Nahal Tajadod montre comment un diffus mouvement populaire peut soudainement créer un tsunami politique, social, économique et culturel laissant libre court aux sentiments les plus vils comme la basse vengeance et les délations. On pourrait considérer aujourd'hui que le double ressort d'un autre “diffus mouvement populaire” tout autant disruptif tient en une combinaison de l'instrumentalisation des réseaux sociaux (les bulles cognitives) et des inquiétudes de la population face à un monde de moins en moins prévisible. J'y vois un message avant les élections qui concernent en 2024 la moitié de la population mondiale, à l'exception - et il y a quelque chose d'ironique ici - de l'Iran. Les élections législatives qualifiées de “ni libres, ni équitables” de ce début mars se sont caractérisées par une abstention record depuis 1979 (41% des Iraniens en âge de voter s'étant déplacés), par le boycott des réformateurs protestant contre la disqualification de nombre d'entre eux et par un renforcement des franges conservatrices et ultraconservatrices, malgré les protestations qui se sont ravivées depuis la mort de Mahsa Amani (Prix Sakharov 2023 à titre posthume) et l'octroi du Nobel de la Paix à
Narges Mohammadi (incarcérée à la prison de Téhéran - évoquée dans le livre - pour sa lutte courageuse pour la liberté et les droits humains durant trois décennies).
*”Mais [Massoud] ne désespérait pas, il se répétait : “si Dieu par sa sagesse ferme une porte, il en ouvrira, par sa générosité, une autre.” En attendant l'ouverture de la seconde porte, il observait, le coeur serré, le crayon d'écolière de sa soeur, qui se réduisait chaque jour, qu'il faudrait bientôt remplacer. (...) Il ne pouvait pas davantage fréquenter les hommes qui rencontraient dans le cabaret, ces moustachus corpulents qui vidaient verre après verre les bouteilles de vodka et qui glissaient, une fois la danse de Lobat achevée, un billet de cent toman dans la fente qui palpitait entre ses seins inondés de sueur. Un billet de cent toman, l'équivalent de cinq cent crayons pour sa soeur, enfoui dans les seins d'une danseuse !” (pp.146-147)

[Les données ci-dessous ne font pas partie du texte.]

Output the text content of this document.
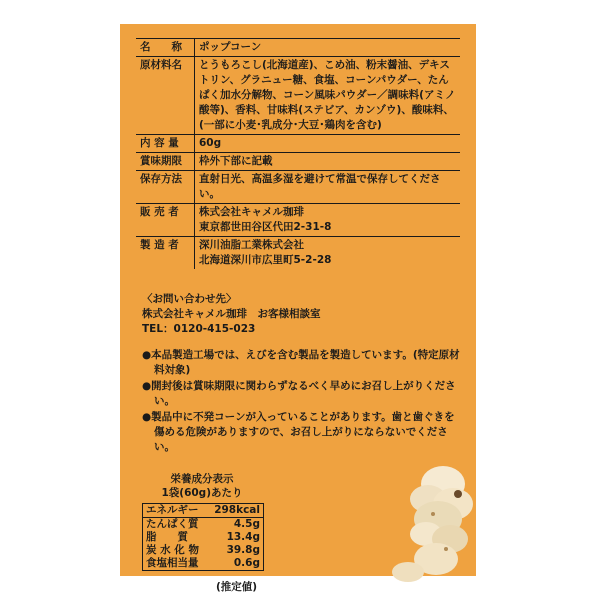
名　　称	ポップコーン
原材料名	とうもろこし(北海道産)、こめ油、粉末醤油、デキストリン、グラニュー糖、食塩、コーンパウダー、たんぱく加水分解物、コーン風味パウダー／調味料(アミノ酸等)、香料、甘味料(ステビア、カンゾウ)、酸味料、(一部に小麦･乳成分･大豆･鶏肉を含む)
内 容 量	60g
賞味期限	枠外下部に記載
保存方法	直射日光、高温多湿を避けて常温で保存してください。
販 売 者	株式会社キャメル珈琲
東京都世田谷区代田2-31-8

製 造 者	深川油脂工業株式会社
北海道深川市広里町5-2-28
〈お問い合わせ先〉
株式会社キャメル珈琲　お客様相談室
TEL：0120-415-023
●本品製造工場では、えびを含む製品を製造しています。(特定原材料対象)
●開封後は賞味期限に関わらずなるべく早めにお召し上がりください。
●製品中に不発コーンが入っていることがあります。歯と歯ぐきを傷める危険がありますので、お召し上がりにならないでください。
栄養成分表示
1袋(60g)あたり
エネルギー	298kcal
たんぱく質	4.5g
脂　　質	13.4g
炭 水 化 物	39.8g
食塩相当量	0.6g
(推定値)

** "Enveloppées dans leurs tchadors noirs, un haut-parleur à la main, elles criaient au même rythme : « Indépendance, liberté, République islamique !" Derrière elles, des milliers de femmes répétaient machinalement ces mots, sans même avoir lu un seul des ouvrages de l'ayatollah Khomeyni, le "Guide de la révolution". Privées de parole, les laïques, les communistes et les modjahedins, brandissant qui l'effigie de Mossadegh, qui le portrait de Golsorkhi, qui les photos des frères Rezayi, constataient déjà que le mouvement de protestation leur avait définitivement échappé." (pp.382-383)
*** "Un an auparavant, ces femmes étaient encore des épouses comblées, elles passaient leurs vendredis après-midi à exhiber leurs main ms manucurées, lors d'interminables parties de cartes. Ces mains, qui tiennent aujourd'hui les anses de paniers en matière plastique, ne sont plus ornées d'aucun vernis. Comment pourraient-elles encore curer, brosser, polir, limer et vernir les ongles de leurs mains alors que celles de leurs époux sont ligotées ?" (p.403)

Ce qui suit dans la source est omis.